İkinci önemli konu; “AKP kurumları” ve “derin-karanlık” güçlerin müttefikliğinde Kürt halkını ve demokrasi güçlerini legal siyasetten uzaklaştırmak için HDP’yi “baraj altında” bırakma çabalarıydı. Bu politika da her türlü zorbalığa, provokasyona rağmen tutmadı. Kürt halkına uygulanan çağdışı baskılara ve HDP’ye uygulanan politik soykırıma rağmen demokrasi güçleri pes etmemiş, mücadele meşalesini yükseltmiştir. Kürtler bu seçimde etkili bir direnç noktası ve demokrasinin geleceğini belirleyecek temel güç olduklarını göstermişlerdir. En önemlisi Türk halkının özgür geleceğinin de Kürt gerçeğiyle kuracağı samimi ittifaka bağlı olduğu bir kez daha anlaşılmıştır. Zaten tarih bu gerçeğe tanıklık yaparak günümüze gelmiştir.
Türkler ve Kürtlerin tıpkı 1920’lerdeki sürece benzer demokratik kalkışma sürecinden geçtiği aşikârdır. O nedenle bir kez daha “Kemalizm” de dahil olmak üzere, tüm özgürlükten yana olan güçlerin geleceğinin Kürt halkıyla kuracakları birliktelikten geçtiği anlaşılmıştır. Daha somut ifadeyle “devletin” demokratik, çoğulcu ve eşitlikçi bir konumda yeniden yapılanması gerektiğini isteyen Kemalist ve “mutaassıp” güçler Kürt halkının yeni konumlanmasını görmek zorundadır.

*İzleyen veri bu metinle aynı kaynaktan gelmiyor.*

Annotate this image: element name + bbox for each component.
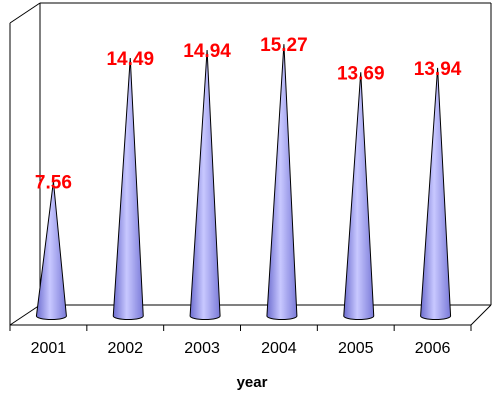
floor-left-depth [9, 304, 41, 326]
bar-2006 [420, 67, 452, 320]
x-axis-title: year [237, 374, 268, 391]
bar-2004 [266, 44, 298, 320]
bar-2003 [189, 50, 221, 320]
data-label-2004: 15.27 [260, 35, 308, 56]
bars-group [35, 44, 452, 320]
back-wall [10, 3, 491, 325]
bar-2005 [343, 72, 375, 320]
data-label-2002: 14.49 [106, 49, 154, 70]
data-label-2006: 13.94 [414, 59, 462, 80]
bar-2002 [112, 58, 144, 320]
floor-right-edge [470, 304, 492, 326]
x-tick-label-2001: 2001 [31, 340, 67, 357]
x-tick-label-2002: 2002 [107, 340, 143, 357]
y-axis-top-depth [9, 2, 41, 24]
data-labels-group: 7.56 14.49 14.94 15.27 13.69 13.94 [35, 35, 462, 193]
x-tick-label-2003: 2003 [184, 340, 220, 357]
plot-frame [9, 2, 492, 326]
data-label-2003: 14.94 [183, 41, 231, 62]
data-label-2005: 13.69 [337, 63, 385, 84]
category-labels-group: 2001 2002 2003 2004 2005 2006 [31, 340, 451, 357]
x-axis-ticks [9, 325, 472, 331]
bar-2001 [35, 181, 67, 320]
x-tick-label-2005: 2005 [338, 340, 374, 357]
x-tick-label-2006: 2006 [415, 340, 451, 357]
data-label-2001: 7.56 [35, 172, 72, 193]
x-tick-label-2004: 2004 [261, 340, 297, 357]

Unutmayalım: Cumhuriyet tarihi boyunca Kemalizm’in zaafından dolayı tarih sahnesine çıkmış “Sağ partilerin” iktidar olmasına neden olan, dahası “ülkenin” demokratik basamağa yükselmesine engel olan “mutaassıp dayanağın” ancak Kürtlerin geliştirdiği “demokratik mutaassıp güçlerle” ilişki kurma zorunluluğu politikası sayesinde aşılabileceğini bu seçimler kanıtlamıştır. Ama CHP’nin bu konudan ders çıkarmadığı da görülmüştür. “Haçlı düşmanlığına” ve “Siyonizm”e dayanan politikalar bile gereği kadar Mutaassıp kesimden, özellikle Kürt dindarlarından destek görmemiştir. Başta “Cumhur ittifakı” olmak üzere Kürtleri dışlayan her türlü “ittifaklar”ın dağılmaya mahkûm olduğu ortadadır. En önemlisi “Kürt korkusu” gerekçe yapılarak kopyalanan AKP ve “derin yapıların” politikalarının en çok CHP’ye zarar verdiğinin gerçeğidir. Sahte pehlivanlar gibi nara atan, ama işin ciddiyeti anlaşılınca da “sahte pehlivanlar” gibi güreş alanını terk eden CHP’nin demokrasi mücadelesindeki tutumu sınanmış ve sınıfta kalınmıştır. Resmi kurumların kararı bile beklenilmeden “emrivaki” kararla “kazandık” açıklamalarının yapılmış olması Türkiye’nin demokrasi karnesini gösterdi. Bu açıklama, parlamentonun Kürt halkına kapalı kalacağını göstermeye yetmektedir. Daha da önemlisi parlamentonun CHP’ye de “kapatılacağına” dair göstergeleri artırmıştır.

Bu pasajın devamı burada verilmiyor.